Hier c’est Jospin qui n’en finit pas de digérer son humiliant premier tour de 2002, et décanille la favorite des prétendants au poste de meilleur des candidats, aujourd’hui c’est Giscard dont la plume témoigne de son inusable capacité à ressasser son septennat raté, en pointant l’immoralité de son poulain, le vieillissant Chirac et lui ôter toute velléité de se présenter pour un troisième mandat.
Ces bassesses sont congénitales chez les « grands » hommes politiques. Giscard oubliant la façon dont il a lâché Pompidou et Jospin son devoir d’inventaire vis-à-vis de Mitterrand.
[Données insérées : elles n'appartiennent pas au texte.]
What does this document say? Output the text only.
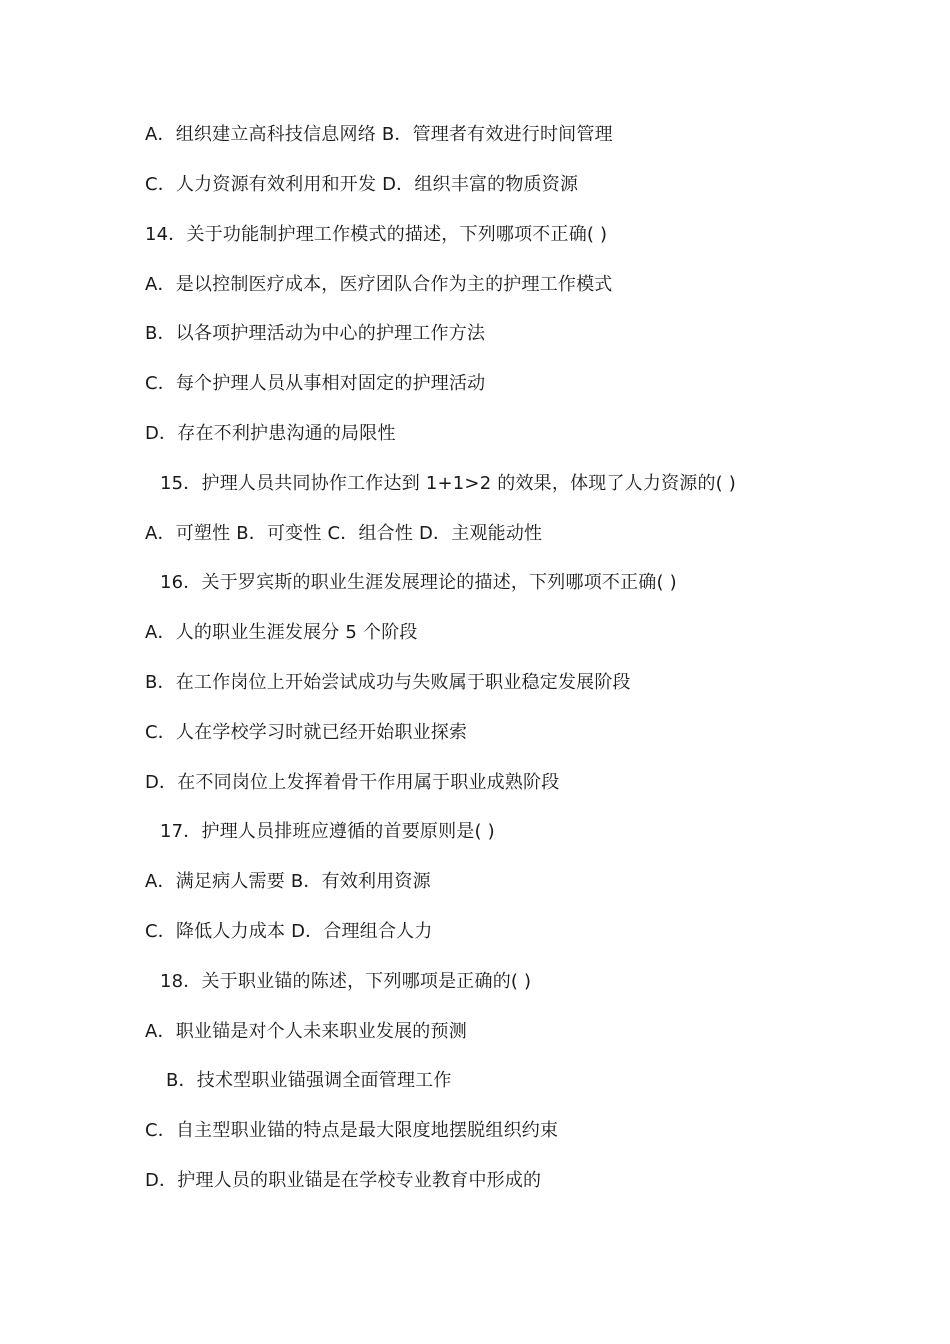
A．组织建立高科技信息网络 B．管理者有效进行时间管理
C．人力资源有效利用和开发 D．组织丰富的物质资源
14．关于功能制护理工作模式的描述，下列哪项不正确( )
A．是以控制医疗成本，医疗团队合作为主的护理工作模式
B．以各项护理活动为中心的护理工作方法
C．每个护理人员从事相对固定的护理活动
D．存在不利护患沟通的局限性
15．护理人员共同协作工作达到 1+1>2 的效果，体现了人力资源的( )
A．可塑性 B．可变性 C．组合性 D．主观能动性
16．关于罗宾斯的职业生涯发展理论的描述，下列哪项不正确( )
A．人的职业生涯发展分 5 个阶段
B．在工作岗位上开始尝试成功与失败属于职业稳定发展阶段
C．人在学校学习时就已经开始职业探索
D．在不同岗位上发挥着骨干作用属于职业成熟阶段
17．护理人员排班应遵循的首要原则是( )
A．满足病人需要 B．有效利用资源
C．降低人力成本 D．合理组合人力
18．关于职业锚的陈述，下列哪项是正确的( )
A．职业锚是对个人未来职业发展的预测
B．技术型职业锚强调全面管理工作
C．自主型职业锚的特点是最大限度地摆脱组织约束
D．护理人员的职业锚是在学校专业教育中形成的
Ils s'autorisent toutes les turpitudes pour accéder au pouvoir et crient à la trahison, quand on leur refait les mêmes coups qui leur ont si bien réussi. Amnésie ou hypocrisie ?
Triste fin de règne pour ces hommes qui ne trouvent plus que dans la nuisance le moyen d’exercer une influence. Peu importe la réalité des faits qui nous sont livrés, peu importe qu’ils aient compromis pour de vrai ou pour de faux la re-élection de l’un, la carrière présidentiable de l’autre : c’est dans chacun des cas le refus d’assumer son passé, ses échecs et sa mise à la retraite anticipée.
Devenir le meilleur ennemi de son propre camp c’est semble-t-il le destin de tous ces piteux revenants. Et Chirac torpillant Sarkozy ne fait que perpétuer la tradition.